Refugees arriving by train face limited checks
September 1, 2015From Budapest, two express trains bound for Vienna were stopped in the Hungarian town of Hegyeshalom at the border with Austria on Monday. Hungarian police searched for people who had already applied for asylum in Hungary and who were therefore not permitted to cross into Austria.
Hundreds of refugees arrived at Vienna's Westbahnhof station later in the day, where trains to Germany quickly filled with war refugees and migrants from Syria, Afghanistan and other countries.
One train with about 400 refugees arrived in Germany in the evening, first stopping in the Bavarian city of Rosenheim near the Austrian border. About half the passengers got off the train for registration, while the rest continued to Munich. Refugees are often put into temporary housing until they can apply for asylum.
German police in Rosenheim said they would no longer search incoming trains to check identity papers. The local police station was already full with 350 refugees who needed to be fed and registered, police spokesman Rainer Scharf said.
"We can't stack these people on top of each other," Scharf told the AP news agency.
Human smugglers
In Austria, police have stepped up measures in an effort to root out human smugglers following the discovery of 71 dead refugees in an abandoned truck last week.
At a major crossing from Hungary in the Austrian town of Nickelsdorf, motorists trying to get into Austria were backed up for 50 kilometers (31 miles) as police searched trucks and vans.

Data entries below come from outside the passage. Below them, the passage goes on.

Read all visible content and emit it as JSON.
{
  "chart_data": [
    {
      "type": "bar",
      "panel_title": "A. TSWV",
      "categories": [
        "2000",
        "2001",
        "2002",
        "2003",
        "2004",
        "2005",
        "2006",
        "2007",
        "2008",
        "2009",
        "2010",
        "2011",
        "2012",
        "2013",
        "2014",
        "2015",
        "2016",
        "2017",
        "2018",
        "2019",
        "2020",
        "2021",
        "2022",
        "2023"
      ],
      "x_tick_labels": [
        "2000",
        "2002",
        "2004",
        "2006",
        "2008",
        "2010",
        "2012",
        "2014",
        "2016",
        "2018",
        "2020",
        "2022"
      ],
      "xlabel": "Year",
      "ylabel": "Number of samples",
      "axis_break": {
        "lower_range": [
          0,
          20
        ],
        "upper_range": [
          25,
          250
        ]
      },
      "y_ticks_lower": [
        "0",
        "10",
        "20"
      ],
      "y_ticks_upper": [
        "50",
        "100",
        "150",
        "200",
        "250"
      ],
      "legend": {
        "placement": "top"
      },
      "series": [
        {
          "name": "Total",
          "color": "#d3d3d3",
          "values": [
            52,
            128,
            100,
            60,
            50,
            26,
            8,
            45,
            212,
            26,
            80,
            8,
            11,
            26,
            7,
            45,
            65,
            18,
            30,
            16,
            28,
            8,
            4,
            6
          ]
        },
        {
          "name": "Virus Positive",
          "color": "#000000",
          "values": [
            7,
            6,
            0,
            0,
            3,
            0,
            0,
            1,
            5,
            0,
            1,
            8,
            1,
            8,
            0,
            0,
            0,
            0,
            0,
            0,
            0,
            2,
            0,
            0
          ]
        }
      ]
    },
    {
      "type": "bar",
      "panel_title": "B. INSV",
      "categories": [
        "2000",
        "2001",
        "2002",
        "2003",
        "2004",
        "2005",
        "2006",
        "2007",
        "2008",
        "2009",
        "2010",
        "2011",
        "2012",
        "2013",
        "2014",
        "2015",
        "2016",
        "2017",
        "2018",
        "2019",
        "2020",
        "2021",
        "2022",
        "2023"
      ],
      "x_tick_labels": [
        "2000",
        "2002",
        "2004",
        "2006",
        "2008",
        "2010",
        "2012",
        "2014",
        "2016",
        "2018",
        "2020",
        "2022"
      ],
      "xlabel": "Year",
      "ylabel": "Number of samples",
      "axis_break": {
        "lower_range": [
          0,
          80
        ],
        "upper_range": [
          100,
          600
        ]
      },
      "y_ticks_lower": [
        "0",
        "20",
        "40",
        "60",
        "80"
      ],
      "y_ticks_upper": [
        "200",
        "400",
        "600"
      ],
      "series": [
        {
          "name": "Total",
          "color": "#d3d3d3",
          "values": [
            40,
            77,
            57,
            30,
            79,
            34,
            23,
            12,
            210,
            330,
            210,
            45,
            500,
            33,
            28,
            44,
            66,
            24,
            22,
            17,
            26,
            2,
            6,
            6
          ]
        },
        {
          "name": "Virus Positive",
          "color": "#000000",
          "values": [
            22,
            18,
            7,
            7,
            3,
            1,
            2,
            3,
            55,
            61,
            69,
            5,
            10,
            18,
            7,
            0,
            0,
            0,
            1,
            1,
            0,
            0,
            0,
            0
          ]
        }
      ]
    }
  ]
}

Nickelsdorf's mayor, Gerhard Zapfl, criticized the crackdown and said it would simply lead to a change in tactics by criminals.
"The smugglers will now simply drop off the refugees somewhere in Hungary, who will then try to reach Austria on foot," he told Austrian press agency APA.

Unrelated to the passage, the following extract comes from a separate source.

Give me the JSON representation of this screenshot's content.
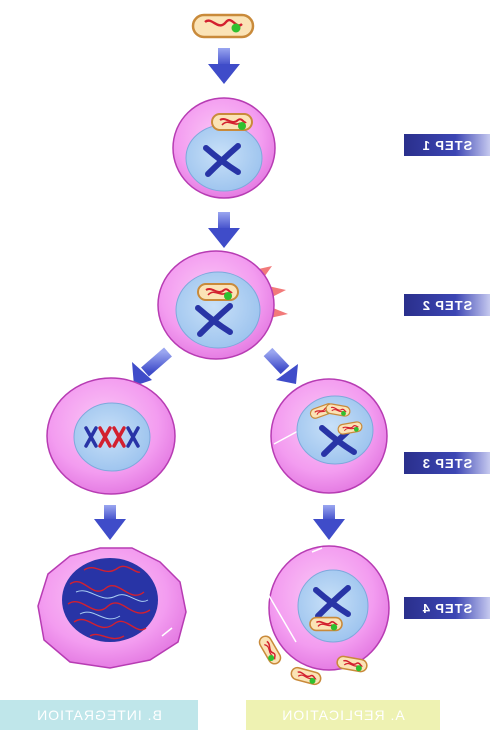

In Vienna, senior police official Konrad Kogler told reporters that since increased border checks began Sunday, authorities had arrested five suspected human traffickers and intercepted 200 migrants.
EU emergency meeting
An emergency meeting of EU interior minister has been called for September 14 on the migrant crisis in which more than 300,000 people have crossed the Mediterranean or arrived overland this year. Many are fleeing Syria, Eritrea, Iraq and Afghanistan.
"If Europe fails on the question of refugees, if this close link with universal civil rights is broken, then it won't be the Europe we wished for," German Chancellor Angela Merkel said Monday.
Earlier Germany indicated it would not enforce the Dublin accords and deport incoming migrants to the first EU country of entry, allowing war refugees to seek asylum within Germany.